At a campaign rally in Naperville, Illinois in 2000, where the Republican nominees for President and Vice President, George W. Bush and Dick Cheney, were on the podium waving to the assembled crowd and getting ready to speak, Cheney noticed Adam Clymer of The New York Times with other members of the press. Cheney said to Bush: “There’s Adam Clymer, Major League Asshole from The New York Times.” Bush responded: “Oh yeah, he is big time.” The microphone picked up the conversation, and it became front-page news. The reason Bush and Cheney had such a negative view of Clymer is that he wrote an article concluding that Cheney donated just 1% of the money he had earned in the energy industry to charity.

In the wake of the September 11, 2001 hijackings, Acting Massachusetts Governor Jane Swift delivered an address to the Commonwealth, announcing that State Police Superintendent John DiFava would replace Joe Lawless as Airport Security Chief.
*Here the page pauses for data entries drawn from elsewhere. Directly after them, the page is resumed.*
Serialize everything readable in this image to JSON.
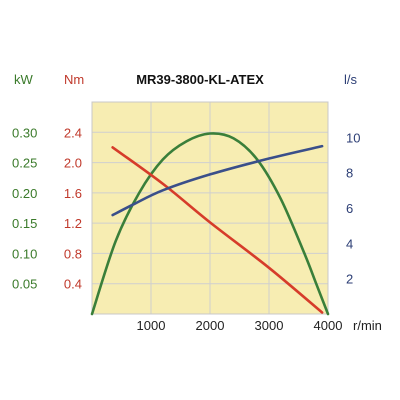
{
  "chart_data": {
    "type": "line",
    "title": "MR39-3800-KL-ATEX",
    "plot_bg": "#f7edb2",
    "grid": true,
    "x": {
      "range": [
        0,
        4000
      ],
      "ticks": [
        1000,
        2000,
        3000,
        4000
      ],
      "tick_labels": [
        "1000",
        "2000",
        "3000",
        "4000"
      ],
      "unit": "r/min",
      "color": "#222222"
    },
    "axes": {
      "power": {
        "unit": "kW",
        "range": [
          0,
          0.35
        ],
        "ticks": [
          0.05,
          0.1,
          0.15,
          0.2,
          0.25,
          0.3
        ],
        "tick_labels": [
          "0.05",
          "0.10",
          "0.15",
          "0.20",
          "0.25",
          "0.30"
        ],
        "color": "#3a7a2a"
      },
      "torque": {
        "unit": "Nm",
        "range": [
          0,
          2.8
        ],
        "ticks": [
          0.4,
          0.8,
          1.2,
          1.6,
          2.0,
          2.4
        ],
        "tick_labels": [
          "0.4",
          "0.8",
          "1.2",
          "1.6",
          "2.0",
          "2.4"
        ],
        "color": "#c0392b"
      },
      "flow": {
        "unit": "l/s",
        "range": [
          0,
          12
        ],
        "ticks": [
          2,
          4,
          6,
          8,
          10
        ],
        "tick_labels": [
          "2",
          "4",
          "6",
          "8",
          "10"
        ],
        "color": "#2c3e75"
      }
    },
    "series": [
      {
        "axis": "power",
        "color": "#3a7f3a",
        "points": [
          [
            0,
            0
          ],
          [
            400,
            0.12
          ],
          [
            800,
            0.2
          ],
          [
            1200,
            0.255
          ],
          [
            1600,
            0.285
          ],
          [
            2000,
            0.298
          ],
          [
            2400,
            0.29
          ],
          [
            2800,
            0.255
          ],
          [
            3200,
            0.19
          ],
          [
            3600,
            0.1
          ],
          [
            3800,
            0.05
          ],
          [
            4000,
            0
          ]
        ]
      },
      {
        "axis": "torque",
        "color": "#d63c2a",
        "points": [
          [
            350,
            2.2
          ],
          [
            1200,
            1.72
          ],
          [
            2000,
            1.21
          ],
          [
            3000,
            0.61
          ],
          [
            3900,
            0.02
          ]
        ]
      },
      {
        "axis": "flow",
        "color": "#3a4f8a",
        "points": [
          [
            350,
            5.6
          ],
          [
            700,
            6.2
          ],
          [
            1200,
            7.0
          ],
          [
            2000,
            7.9
          ],
          [
            3000,
            8.8
          ],
          [
            3900,
            9.5
          ]
        ]
      }
    ]
  }
}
With the microphone still on, Swift stated: “They Work for me and they know I’m in a firing mood. Just kidding. I hope my mic wasn’t on.”

In 2010, U.S. Senate candidate Carly Fiorina was caught on an open microphone lampooning her opponent, U.S. Senator Barbara Boxer. Talking with campaign aides, Fiorina mentioned that a friend of hers had seen Boxer on television “And she said what everyone says. ‘God, what is that hair? So yesterday.’”

Senators Collins and Reed are the most recent in a long litany of politicians who have been caught speaking their true feelings. One would think that politicians would use abundant judiciousness when entering a room where there could be a microphone. In fact, it would be wise to assume that live microphones are everywhere. Serious consequences may result when politicians are caught off guard and speak “candidly” as opposed to “politically.”